Alors qu’il arrive à la radio nationale en qualité d’ingénieur, la direction de la chaîne le trouve plutôt plus utile à la Rédaction. Le correspondant de presse local qu’il était à Owando avant son départ en stage et qui rendait compte, entre autres sujets, des activités du président Marien Ngouabi s’y trouvant en séjour, a continué de marquer la corporation qui l’accueille.

Émile Awoué se plie à la volonté de sa hiérarchie en toute humilité, un des traits qui le caractérisent. Il commence comme reporter. Nagra en bandoulière, il s’adonne à la tâche avec un élan tel que son tempérament de bosseur est toujours remarqué.

En cette période où l’Union de la Jeunesse Socialiste Congolaise se renouvelle, Émile Awoué rejoint le département de la Presse, Propagande et Information du Comité central de l’UJSC. Il y occupe les fonctions de chef de la Division "Audiovisuel". Il est à la tête d’une équipe chargée de la production des émissions radio et télé de la jeunesse, intitulées « Jeunesse et Révolution ».

Son sens du management des équipes de communication joue désormais en sa faveur. Émile Awoué va tour à tour occuper les fonctions d’attaché de Presse au ministère de la Jeunesse en 1990. Attaché de Presse au ministère de l’Agriculture et de l’Élevage en 1991. Chef des programmes à Radio Pointe-Noire en 1996. Directeur de Radio Pointe-Noire en1997. Directeur départemental de Télé Pointe-Noire, de 1997 à 2011, un média qu’il a personnellement créé, en compagnie de quelques cadres de la télévision nationale qu’il conviât auprès de lui.

En 2012, Émile Awoué est élu au Conseil Supérieur de la liberté de communication. Il y exercera jusqu’en 2019. Pour de nombreux confrères moins jeunes que lui, Émile Awoué aura été un véritable grand frère, l’aiguillon à la vision juste.

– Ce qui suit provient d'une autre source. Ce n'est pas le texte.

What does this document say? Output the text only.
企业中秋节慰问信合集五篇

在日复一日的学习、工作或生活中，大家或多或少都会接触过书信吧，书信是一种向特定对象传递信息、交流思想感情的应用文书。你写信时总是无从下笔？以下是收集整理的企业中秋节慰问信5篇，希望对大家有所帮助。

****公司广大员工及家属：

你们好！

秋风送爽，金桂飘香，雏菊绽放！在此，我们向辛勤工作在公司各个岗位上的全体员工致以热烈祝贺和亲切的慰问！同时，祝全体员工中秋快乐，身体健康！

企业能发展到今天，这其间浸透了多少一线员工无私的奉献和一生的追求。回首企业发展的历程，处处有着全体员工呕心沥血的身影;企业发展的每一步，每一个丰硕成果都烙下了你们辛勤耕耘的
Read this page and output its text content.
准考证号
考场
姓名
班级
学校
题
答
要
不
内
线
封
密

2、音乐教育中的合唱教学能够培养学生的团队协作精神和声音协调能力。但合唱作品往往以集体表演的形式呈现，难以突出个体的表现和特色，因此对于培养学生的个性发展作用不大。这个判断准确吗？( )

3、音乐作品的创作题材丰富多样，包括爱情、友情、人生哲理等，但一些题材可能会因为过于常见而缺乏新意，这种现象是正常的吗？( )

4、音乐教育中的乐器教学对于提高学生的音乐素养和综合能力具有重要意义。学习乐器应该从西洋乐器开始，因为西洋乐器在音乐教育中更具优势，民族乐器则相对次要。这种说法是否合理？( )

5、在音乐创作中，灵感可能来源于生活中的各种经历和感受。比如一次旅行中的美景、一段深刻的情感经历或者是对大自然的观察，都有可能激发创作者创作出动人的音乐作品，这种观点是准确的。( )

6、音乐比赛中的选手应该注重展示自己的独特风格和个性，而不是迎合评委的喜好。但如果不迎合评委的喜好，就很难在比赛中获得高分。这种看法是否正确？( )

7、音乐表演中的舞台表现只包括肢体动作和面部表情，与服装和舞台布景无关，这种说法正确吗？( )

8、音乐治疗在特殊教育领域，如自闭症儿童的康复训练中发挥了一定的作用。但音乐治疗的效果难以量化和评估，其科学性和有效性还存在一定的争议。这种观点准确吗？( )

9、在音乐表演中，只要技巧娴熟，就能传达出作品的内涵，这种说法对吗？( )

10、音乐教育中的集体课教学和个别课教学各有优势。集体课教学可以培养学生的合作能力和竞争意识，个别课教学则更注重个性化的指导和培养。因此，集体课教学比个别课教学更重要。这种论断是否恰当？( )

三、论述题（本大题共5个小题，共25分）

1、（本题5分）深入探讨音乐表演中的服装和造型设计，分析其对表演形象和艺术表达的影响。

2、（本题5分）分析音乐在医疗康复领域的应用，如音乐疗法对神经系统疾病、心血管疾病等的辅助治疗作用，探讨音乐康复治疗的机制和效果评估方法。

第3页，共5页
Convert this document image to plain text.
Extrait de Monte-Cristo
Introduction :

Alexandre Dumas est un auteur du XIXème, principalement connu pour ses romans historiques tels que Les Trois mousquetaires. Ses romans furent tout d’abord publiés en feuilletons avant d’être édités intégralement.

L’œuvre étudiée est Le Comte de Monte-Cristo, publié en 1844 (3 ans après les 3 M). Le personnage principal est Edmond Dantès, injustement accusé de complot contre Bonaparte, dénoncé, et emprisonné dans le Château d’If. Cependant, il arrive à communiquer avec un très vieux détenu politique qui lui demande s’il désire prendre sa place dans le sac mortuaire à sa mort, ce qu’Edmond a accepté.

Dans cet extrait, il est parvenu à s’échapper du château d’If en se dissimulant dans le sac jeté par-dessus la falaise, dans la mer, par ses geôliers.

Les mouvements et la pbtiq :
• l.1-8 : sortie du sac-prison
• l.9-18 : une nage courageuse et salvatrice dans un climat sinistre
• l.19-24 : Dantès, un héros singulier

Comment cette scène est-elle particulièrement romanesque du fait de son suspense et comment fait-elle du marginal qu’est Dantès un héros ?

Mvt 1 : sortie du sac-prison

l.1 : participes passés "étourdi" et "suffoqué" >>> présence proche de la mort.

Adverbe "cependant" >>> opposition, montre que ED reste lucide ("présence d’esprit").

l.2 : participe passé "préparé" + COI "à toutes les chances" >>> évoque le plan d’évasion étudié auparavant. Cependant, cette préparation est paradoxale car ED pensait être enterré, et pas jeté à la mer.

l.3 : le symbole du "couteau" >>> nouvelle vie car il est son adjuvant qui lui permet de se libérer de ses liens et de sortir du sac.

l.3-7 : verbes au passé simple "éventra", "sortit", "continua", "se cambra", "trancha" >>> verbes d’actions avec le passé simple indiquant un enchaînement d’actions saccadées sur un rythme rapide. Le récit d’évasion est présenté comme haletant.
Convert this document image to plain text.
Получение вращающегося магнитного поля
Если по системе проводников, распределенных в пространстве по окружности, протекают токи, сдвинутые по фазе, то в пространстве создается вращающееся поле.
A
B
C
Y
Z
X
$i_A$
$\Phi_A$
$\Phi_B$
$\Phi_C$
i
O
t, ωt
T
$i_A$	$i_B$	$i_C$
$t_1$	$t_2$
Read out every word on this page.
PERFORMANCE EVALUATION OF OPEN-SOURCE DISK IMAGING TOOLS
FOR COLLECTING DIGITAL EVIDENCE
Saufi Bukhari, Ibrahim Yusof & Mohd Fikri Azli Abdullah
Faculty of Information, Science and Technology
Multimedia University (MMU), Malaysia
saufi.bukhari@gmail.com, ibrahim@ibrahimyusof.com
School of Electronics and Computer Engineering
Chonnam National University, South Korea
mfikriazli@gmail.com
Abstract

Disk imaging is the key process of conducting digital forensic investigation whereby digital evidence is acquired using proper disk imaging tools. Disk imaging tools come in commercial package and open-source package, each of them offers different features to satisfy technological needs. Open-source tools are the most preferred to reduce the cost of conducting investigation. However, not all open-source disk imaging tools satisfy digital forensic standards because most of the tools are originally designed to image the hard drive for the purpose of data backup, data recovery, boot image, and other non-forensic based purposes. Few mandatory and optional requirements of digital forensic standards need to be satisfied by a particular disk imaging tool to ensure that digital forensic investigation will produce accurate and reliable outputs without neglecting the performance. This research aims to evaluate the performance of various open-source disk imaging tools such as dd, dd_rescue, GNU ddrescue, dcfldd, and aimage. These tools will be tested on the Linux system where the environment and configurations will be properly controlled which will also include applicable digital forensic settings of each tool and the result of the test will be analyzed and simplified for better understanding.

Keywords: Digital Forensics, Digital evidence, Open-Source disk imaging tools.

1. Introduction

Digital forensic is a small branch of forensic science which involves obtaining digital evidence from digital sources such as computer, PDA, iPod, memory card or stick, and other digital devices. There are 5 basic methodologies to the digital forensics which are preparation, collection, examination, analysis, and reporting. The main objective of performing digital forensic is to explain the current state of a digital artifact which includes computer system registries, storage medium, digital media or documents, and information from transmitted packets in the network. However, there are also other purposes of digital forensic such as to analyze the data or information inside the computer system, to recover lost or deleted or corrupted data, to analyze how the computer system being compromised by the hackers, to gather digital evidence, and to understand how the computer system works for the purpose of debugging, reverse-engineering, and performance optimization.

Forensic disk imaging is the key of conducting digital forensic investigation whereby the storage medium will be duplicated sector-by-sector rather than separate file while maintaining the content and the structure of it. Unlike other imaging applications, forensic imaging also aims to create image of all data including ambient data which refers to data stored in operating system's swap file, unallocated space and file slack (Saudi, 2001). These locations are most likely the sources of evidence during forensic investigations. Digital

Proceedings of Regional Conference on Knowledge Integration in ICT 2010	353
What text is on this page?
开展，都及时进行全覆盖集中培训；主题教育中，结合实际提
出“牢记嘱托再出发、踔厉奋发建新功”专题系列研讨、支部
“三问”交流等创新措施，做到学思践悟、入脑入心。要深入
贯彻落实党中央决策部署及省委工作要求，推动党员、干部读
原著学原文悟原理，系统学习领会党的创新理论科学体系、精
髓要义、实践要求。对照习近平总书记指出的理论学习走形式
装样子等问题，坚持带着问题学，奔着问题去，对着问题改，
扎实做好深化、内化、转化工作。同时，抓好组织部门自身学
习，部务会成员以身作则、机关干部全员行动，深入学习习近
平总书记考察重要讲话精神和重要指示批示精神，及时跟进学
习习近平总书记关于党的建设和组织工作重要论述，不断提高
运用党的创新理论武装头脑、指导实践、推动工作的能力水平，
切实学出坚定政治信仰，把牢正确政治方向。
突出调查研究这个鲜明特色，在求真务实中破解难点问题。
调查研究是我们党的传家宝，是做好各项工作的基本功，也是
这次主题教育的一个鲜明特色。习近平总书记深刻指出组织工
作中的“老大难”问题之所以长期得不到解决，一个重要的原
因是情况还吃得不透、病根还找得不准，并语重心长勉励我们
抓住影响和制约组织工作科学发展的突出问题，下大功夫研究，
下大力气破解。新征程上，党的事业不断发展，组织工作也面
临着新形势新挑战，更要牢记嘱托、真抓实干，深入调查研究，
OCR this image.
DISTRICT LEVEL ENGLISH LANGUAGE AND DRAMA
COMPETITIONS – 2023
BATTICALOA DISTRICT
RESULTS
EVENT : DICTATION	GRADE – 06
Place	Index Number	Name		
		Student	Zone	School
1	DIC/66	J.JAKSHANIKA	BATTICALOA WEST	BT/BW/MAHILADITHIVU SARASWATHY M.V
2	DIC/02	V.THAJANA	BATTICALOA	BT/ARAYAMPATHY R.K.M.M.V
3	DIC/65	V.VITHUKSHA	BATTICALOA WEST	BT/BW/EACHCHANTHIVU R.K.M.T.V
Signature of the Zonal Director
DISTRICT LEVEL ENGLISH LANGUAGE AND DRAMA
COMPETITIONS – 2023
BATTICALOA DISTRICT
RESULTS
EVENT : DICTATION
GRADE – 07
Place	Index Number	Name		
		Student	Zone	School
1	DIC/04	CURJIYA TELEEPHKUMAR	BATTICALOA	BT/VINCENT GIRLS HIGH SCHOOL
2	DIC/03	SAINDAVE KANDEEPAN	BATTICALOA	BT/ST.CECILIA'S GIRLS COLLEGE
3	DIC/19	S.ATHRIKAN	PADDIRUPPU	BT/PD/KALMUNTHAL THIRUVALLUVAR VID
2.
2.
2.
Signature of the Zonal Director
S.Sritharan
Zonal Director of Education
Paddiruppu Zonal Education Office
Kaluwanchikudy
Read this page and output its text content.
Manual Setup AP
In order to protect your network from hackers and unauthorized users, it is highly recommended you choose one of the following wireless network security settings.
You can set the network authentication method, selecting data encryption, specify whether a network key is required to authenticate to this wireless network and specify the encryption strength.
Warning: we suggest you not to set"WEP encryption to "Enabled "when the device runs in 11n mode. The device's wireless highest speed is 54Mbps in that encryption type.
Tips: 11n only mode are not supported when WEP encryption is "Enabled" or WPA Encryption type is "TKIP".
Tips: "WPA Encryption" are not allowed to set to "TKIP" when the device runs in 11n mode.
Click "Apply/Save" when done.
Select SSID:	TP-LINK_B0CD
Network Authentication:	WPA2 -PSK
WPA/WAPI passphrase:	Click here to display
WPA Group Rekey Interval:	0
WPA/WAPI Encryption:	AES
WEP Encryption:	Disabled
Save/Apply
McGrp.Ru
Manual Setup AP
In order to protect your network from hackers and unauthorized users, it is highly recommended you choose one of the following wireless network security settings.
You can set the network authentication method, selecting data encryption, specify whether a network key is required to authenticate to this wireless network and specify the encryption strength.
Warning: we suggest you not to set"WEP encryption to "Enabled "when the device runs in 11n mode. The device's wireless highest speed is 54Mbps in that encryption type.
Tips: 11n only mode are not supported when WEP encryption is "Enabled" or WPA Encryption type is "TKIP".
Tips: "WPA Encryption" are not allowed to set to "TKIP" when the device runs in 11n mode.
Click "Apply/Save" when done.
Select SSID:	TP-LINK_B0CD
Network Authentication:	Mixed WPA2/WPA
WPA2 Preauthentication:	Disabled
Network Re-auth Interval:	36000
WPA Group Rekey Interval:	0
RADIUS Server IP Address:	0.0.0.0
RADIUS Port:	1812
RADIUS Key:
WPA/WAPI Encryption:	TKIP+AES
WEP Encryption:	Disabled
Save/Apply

De nombreux jeunes journalistes pour lesquels Télé Pointe-Noire aura été ce laboratoire qui les a façonné et surtout outillé, avant de continuer à exceller à la chaîne nationale à Brazzaville, ont témoigné en Émile Awoué, « un père qui a su donner à chacun sa chance de réussir en mettant toujours en avant le travail bien fait. »

Dans la sphère politique, d’abord à l’UJSC qu’il a toujours considéré comme le socle de sa formation politique, puis au PCT, Émile Awoué Ibata s’est imposé avec force et conviction, engageant sa personne dans les combats pour lesquels il était persuadé de la justesse.

Des pages de son histoire écrites en lettres d’honneur et qu’il aura assumées en dépit des circonstances.

Sa vie durant, Émile Awoué aura été à sa façon, ce soleil qui a illuminé autour de lui, sans irradier, mais en apportant aux uns et aux autres ces rayons vivifiants, comme ce feu partagé que chacun peut exploiter à sa guise.

Les morts ne sont pas morts, a dit le poète. Cela est peut-être bien vrai car en chacun de ceux qui ont connu Émile Awoué ou l’ont côtoyé, quelques braises de ce feu partagé restent ardentes et témoignent du souvenir intarissable vis-à-vis de lui.

Dire qu’Émile Awoué demeure vivant en chacun d’eux à travers ces instants de vie comme pour affirmer avec cet autre poète, « la mort n’est rien, je suis simplement dans la pièce d’à côté. »

Non, « il n’y a pas de morts, il y a des vivants sur les deux rives ».